With DEGC as their Policy Analysis Exercise (PAE) client, Ofori and Pohorelsky partnered with the agency to help improve not only how it disposes of its commercial real estate portfolio but also the process that determines who ultimately gets to own or use those properties. With investments being made in commercial corridors scattered well beyond the downtown core, advocates and community organizations want to ensure that all Detroiters have the opportunity to participate in the city’s resurgence. “We wanted to make sure that emerging developers, especially developers of color, as well as small-business owners, can take advantage of these opportunities,” said Pohorelsky.
One of their first recommendations was to better publicize the process by which the city puts some of its accumulated commercial real estate holdings on the market. “For first-time developers, navigating the city’s real estate disposition process can be a real challenge,” said Ofori. “We thought that if the real estate sales process were demystified and properties more visibly marketed to the public, Detroiters looking to break into the market would have a better opportunity to successfully launch commercial development projects,” Pohorelsky added.
Before starting their PAE, Ofori and Pohorelsky were keenly aware of the importance of using data to inform the local government decision-making process.
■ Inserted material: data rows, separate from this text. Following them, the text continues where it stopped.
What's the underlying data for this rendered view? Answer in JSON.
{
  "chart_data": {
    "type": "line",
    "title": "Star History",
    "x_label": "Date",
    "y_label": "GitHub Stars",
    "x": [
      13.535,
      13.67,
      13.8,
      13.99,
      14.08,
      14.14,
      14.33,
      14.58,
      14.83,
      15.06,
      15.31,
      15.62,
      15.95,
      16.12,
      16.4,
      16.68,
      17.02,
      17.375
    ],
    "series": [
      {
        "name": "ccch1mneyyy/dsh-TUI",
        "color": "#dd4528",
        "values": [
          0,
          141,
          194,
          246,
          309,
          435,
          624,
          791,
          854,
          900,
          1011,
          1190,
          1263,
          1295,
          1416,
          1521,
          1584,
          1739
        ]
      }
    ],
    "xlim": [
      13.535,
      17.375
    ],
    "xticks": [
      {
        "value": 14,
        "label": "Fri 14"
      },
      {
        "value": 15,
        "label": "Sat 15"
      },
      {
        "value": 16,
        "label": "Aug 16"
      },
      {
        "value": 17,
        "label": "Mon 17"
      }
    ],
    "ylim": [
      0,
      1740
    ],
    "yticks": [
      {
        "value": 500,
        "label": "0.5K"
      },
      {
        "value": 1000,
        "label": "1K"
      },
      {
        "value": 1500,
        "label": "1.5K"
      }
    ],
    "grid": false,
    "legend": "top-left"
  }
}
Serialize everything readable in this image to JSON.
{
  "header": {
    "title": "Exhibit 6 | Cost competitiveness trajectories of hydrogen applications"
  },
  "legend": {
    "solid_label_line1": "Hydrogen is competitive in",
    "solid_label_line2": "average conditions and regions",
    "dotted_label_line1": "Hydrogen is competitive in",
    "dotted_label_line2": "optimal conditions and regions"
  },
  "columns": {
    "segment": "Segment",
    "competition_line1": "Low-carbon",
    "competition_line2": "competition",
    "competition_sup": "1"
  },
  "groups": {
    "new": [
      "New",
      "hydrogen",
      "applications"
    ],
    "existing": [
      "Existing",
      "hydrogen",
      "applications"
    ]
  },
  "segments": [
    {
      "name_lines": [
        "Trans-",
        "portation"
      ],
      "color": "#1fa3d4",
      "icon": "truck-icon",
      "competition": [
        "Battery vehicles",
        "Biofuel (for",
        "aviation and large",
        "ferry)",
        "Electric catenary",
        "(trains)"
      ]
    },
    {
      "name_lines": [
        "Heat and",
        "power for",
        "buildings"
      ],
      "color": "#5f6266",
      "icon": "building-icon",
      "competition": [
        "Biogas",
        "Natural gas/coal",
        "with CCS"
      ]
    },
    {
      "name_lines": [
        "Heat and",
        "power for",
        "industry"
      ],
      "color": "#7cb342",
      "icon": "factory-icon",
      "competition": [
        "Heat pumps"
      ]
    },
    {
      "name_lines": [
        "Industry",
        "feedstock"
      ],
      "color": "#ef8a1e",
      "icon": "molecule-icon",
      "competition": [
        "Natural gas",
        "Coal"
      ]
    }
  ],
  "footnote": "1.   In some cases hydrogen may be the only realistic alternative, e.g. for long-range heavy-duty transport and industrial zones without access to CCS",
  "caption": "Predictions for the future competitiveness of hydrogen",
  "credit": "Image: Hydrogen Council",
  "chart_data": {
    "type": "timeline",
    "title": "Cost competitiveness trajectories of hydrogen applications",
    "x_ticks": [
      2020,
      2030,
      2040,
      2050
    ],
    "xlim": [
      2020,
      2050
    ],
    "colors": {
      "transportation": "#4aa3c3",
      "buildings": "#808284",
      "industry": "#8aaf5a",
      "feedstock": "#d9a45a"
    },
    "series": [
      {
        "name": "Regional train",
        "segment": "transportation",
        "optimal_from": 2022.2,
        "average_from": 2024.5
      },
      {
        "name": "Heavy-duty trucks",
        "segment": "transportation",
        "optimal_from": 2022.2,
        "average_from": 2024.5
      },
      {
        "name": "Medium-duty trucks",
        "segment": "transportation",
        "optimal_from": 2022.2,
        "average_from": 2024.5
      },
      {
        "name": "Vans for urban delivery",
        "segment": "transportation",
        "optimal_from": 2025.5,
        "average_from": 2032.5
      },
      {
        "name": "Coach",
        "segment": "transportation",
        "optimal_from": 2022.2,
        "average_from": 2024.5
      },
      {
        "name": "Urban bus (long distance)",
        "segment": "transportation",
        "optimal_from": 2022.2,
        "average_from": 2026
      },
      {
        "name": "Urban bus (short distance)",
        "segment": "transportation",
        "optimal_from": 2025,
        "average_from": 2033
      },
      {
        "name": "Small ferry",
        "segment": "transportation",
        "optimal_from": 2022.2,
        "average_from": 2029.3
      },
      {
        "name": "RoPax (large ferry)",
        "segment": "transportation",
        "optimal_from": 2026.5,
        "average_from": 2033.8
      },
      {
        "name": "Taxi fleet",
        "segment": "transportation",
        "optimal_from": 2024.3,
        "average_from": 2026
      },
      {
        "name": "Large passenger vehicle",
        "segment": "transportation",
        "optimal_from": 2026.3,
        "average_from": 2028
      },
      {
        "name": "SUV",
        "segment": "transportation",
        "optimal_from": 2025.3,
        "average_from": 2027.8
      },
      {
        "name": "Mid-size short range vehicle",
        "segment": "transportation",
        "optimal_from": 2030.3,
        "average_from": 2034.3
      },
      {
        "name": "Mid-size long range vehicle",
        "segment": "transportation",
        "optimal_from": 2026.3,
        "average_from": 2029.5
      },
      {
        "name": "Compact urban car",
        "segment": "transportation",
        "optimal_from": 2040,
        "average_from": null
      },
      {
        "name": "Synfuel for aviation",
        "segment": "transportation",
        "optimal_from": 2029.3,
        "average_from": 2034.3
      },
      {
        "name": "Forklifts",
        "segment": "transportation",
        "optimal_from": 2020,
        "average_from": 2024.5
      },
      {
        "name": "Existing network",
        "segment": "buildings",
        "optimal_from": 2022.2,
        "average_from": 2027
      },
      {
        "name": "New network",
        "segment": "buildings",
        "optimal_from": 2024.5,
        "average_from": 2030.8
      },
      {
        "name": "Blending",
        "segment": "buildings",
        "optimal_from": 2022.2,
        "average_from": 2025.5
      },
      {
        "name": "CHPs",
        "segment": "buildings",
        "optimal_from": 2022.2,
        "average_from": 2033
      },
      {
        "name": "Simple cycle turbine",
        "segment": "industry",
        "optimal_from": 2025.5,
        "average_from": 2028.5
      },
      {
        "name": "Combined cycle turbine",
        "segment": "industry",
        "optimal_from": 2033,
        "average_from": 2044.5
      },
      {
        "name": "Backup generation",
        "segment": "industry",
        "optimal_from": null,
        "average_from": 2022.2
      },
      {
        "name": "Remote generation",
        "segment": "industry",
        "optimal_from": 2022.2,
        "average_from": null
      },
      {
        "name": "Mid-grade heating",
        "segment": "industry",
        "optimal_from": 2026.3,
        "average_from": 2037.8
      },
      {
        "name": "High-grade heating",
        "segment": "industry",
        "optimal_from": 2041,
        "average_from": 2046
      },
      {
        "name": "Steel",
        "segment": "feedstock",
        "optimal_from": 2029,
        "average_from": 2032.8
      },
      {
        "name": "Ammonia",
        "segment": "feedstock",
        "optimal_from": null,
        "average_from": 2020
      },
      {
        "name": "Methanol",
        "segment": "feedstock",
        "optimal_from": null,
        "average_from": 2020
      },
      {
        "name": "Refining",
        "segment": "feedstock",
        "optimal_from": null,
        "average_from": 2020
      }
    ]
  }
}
The pair served as coordinators for the Innovation Field Lab, an experiential learning course conceived of
and co-taught by Ash Center faculty affiliate Jorrit de Jong along with Joe Curtatone, mayor of Somerville, Massachusetts, and an Ash senior fellow, which helps implement data-driven solutions to combating blight in a number of cities in Massachusetts. The experience working with department heads and other cities leaders as part of the Field Lab convinced the two that refining Detroit’s datacollection efforts would be key to more equitably guiding the city’s real estate disposition efforts. “They could start by collecting data systematically on applicants working to purchase commercial real estate as well as analyzing previous data to understand if minority and female developers have access to the real estate disposition process. The data could also illustrate where these applicants might be encountering barriers in the development pipeline,” said Pohorelsky.
The team also made recommendations for better matching potential developers to available real estate parcels owned by the city as well as to resources such as low-interest loans and financing vehicles. But, as with many databases, its functionality is only as good as the data it holds. “We suggested DECG expand the database to include all of the publicly owned, city-owned commercial parcels,” recalled Pohorelsky, and to share that database with city agencies so that they are all working from the same page.
For both Ofori and Pohorelsky, the PAE was an opportunity to take many of the lessons learned from their work with the Innovation Field Lab and apply it on a much larger scale.